BDA:仲介役買って出た韓国政府 | trycomp2のブログ

BDA:仲介役買って出た韓国政府

 6カ国協議での合意の実行を妨げているバンコ・デルタ・アジア(BDA)の北朝鮮資金送金問題に決着が着くのだろうか。韓国では韓国輸出入銀行を通じてBDAの北朝鮮資金送金を仲介する案を検討しており、またヒル国務次官補も平壌を訪問する考えのあることを明らかにし、注目が集まっている。

 韓国政府高官は6日、BDA問題解決に向けて韓国輸出入銀行を利用する案について、「米国と北朝鮮の協議の行方がどうなるかにかかっている」と述べた。

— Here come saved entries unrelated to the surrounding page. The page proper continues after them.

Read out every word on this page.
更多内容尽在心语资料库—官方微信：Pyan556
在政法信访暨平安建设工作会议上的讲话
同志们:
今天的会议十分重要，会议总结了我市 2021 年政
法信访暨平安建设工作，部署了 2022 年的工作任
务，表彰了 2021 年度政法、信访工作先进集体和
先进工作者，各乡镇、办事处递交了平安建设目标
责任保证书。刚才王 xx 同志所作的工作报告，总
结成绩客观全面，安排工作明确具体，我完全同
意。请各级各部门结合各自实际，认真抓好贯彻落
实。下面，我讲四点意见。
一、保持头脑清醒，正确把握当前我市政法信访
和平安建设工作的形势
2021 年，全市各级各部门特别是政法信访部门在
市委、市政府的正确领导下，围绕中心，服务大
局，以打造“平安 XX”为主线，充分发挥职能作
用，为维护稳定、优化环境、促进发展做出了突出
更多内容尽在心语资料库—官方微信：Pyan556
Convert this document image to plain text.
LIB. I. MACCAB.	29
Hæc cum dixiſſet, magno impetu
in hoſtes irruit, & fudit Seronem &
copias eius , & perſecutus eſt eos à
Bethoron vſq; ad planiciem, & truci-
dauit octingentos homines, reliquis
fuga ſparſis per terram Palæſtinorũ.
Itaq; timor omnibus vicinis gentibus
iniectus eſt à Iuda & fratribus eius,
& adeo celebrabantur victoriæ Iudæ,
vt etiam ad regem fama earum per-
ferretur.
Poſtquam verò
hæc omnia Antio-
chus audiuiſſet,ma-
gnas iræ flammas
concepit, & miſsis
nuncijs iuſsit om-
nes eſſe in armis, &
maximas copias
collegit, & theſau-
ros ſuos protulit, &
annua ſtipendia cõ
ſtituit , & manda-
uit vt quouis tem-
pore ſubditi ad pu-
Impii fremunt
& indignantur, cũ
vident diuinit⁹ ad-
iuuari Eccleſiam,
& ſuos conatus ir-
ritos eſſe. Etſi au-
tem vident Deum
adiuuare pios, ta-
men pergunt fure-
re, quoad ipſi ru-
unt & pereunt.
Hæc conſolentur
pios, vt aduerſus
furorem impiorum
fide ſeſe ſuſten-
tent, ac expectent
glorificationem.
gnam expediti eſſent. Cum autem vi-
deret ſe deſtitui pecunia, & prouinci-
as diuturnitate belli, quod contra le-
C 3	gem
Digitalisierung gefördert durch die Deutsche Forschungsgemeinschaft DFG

 北朝鮮は6カ国協議の合意内容を実行に移す意思を重ねて明確にしているが、他国の銀行が北朝鮮資金の取扱いを拒否していることから、韓国政府が韓国輸出入銀行を通じたBDA資金の仲介について検討していることが明らかになった。当面は違法資金を取扱った銀行とされたとしても、北朝鮮の核問題解決という目標に向けて急いだほうが利益になると判断したとみられる。

 このような状況の中、ヒル次官補は4日の自由アジア放送(RFA)とのインタビューで、「平壌訪問の考えがあることを自信を持って話すことができる」「2005年にも北朝鮮と平壌訪問について話し合ったことがあるが、今は当時よりも条件が整っている」と述べた。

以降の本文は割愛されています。